We've heard it many times before, "It's hard to push a chain." This could likely be a problem of motivation. How can you make this a situation where your children are self-motivated rather than one where they are doing, or not doing, what you want?
The answer is "buy in." Your children need to feel that they are included in the decisions to do these things. They can pick which tasks need to be done each day, like homework, and which ones less often. If they help make a calendar for their tasks they are already taking responsibility.
Another way to motivate by pulling the chain is to change the consequences. Instead of taking things away, provide rewards when things get better. And let them pick the rewards from a list that you make with them. Again, this puts them into a position of making choices for themselves. And isn't that a large part of responsibility? You might want to use a point system where they earn more points for harder jobs, or getting them done in good fashion. But points are not taken away, only not earned when there is no effort made. Avoid the ego battle.

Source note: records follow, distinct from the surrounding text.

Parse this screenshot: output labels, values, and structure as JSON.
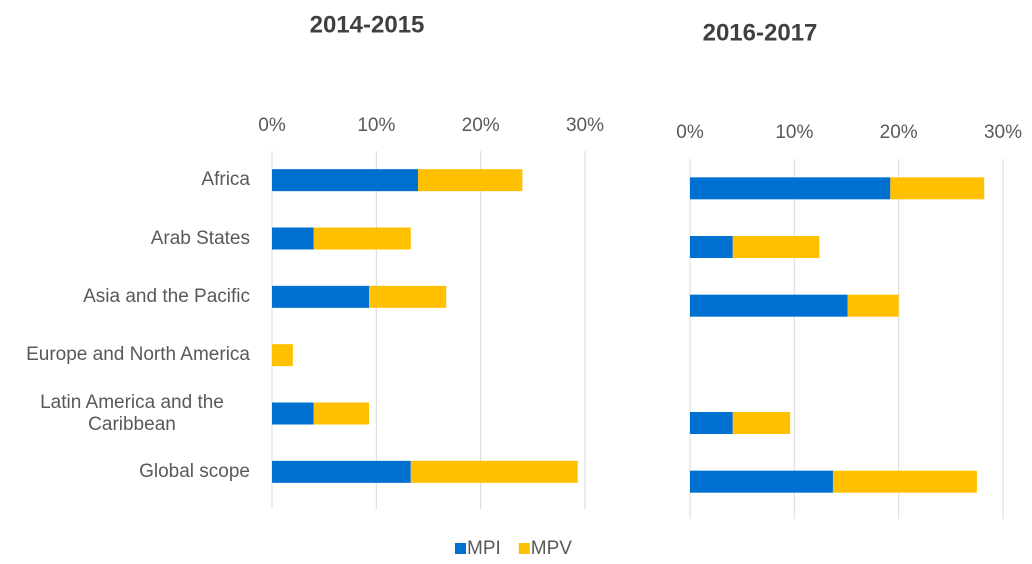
{
  "chart_data": [
    {
      "type": "bar",
      "orientation": "horizontal",
      "stacked": true,
      "title": "2014-2015",
      "categories": [
        "Africa",
        "Arab States",
        "Asia and the Pacific",
        "Europe and North America",
        "Latin America and the Caribbean",
        "Global scope"
      ],
      "series": [
        {
          "name": "MPI",
          "color": "#0070d0",
          "values": [
            14,
            4,
            9.3,
            0,
            4,
            13.3
          ]
        },
        {
          "name": "MPV",
          "color": "#ffc000",
          "values": [
            10,
            9.3,
            7.4,
            2,
            5.3,
            16
          ]
        }
      ],
      "xlim": [
        0,
        30
      ],
      "xticks": [
        {
          "value": 0,
          "label": "0%"
        },
        {
          "value": 10,
          "label": "10%"
        },
        {
          "value": 20,
          "label": "20%"
        },
        {
          "value": 30,
          "label": "30%"
        }
      ],
      "grid": true
    },
    {
      "type": "bar",
      "orientation": "horizontal",
      "stacked": true,
      "title": "2016-2017",
      "series": [
        {
          "name": "MPI",
          "color": "#0070d0",
          "values": [
            19.2,
            4.1,
            15.1,
            null,
            4.1,
            13.7
          ]
        },
        {
          "name": "MPV",
          "color": "#ffc000",
          "values": [
            9,
            8.3,
            4.9,
            null,
            5.5,
            13.8
          ]
        }
      ],
      "xlim": [
        0,
        30
      ],
      "xticks": [
        {
          "value": 0,
          "label": "0%"
        },
        {
          "value": 10,
          "label": "10%"
        },
        {
          "value": 20,
          "label": "20%"
        },
        {
          "value": 30,
          "label": "30%"
        }
      ],
      "grid": true
    }
  ]
}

There are many ways to adapt these ideas to fit your family. You know yourself and your children. That's your job. I know you already spend lots of time and energy with your kids and might think that this is one more thing on top. But pulling the chain is much easier and works better. And it changes the interaction to a positive one. You will find your children talking with you instead of arguing. When kids participate in life decisions they become self motivated, and more mature.
Good luck to you in this important goal. It will help your children see that taking responsibility can be a positive experience for themselves. And for you too.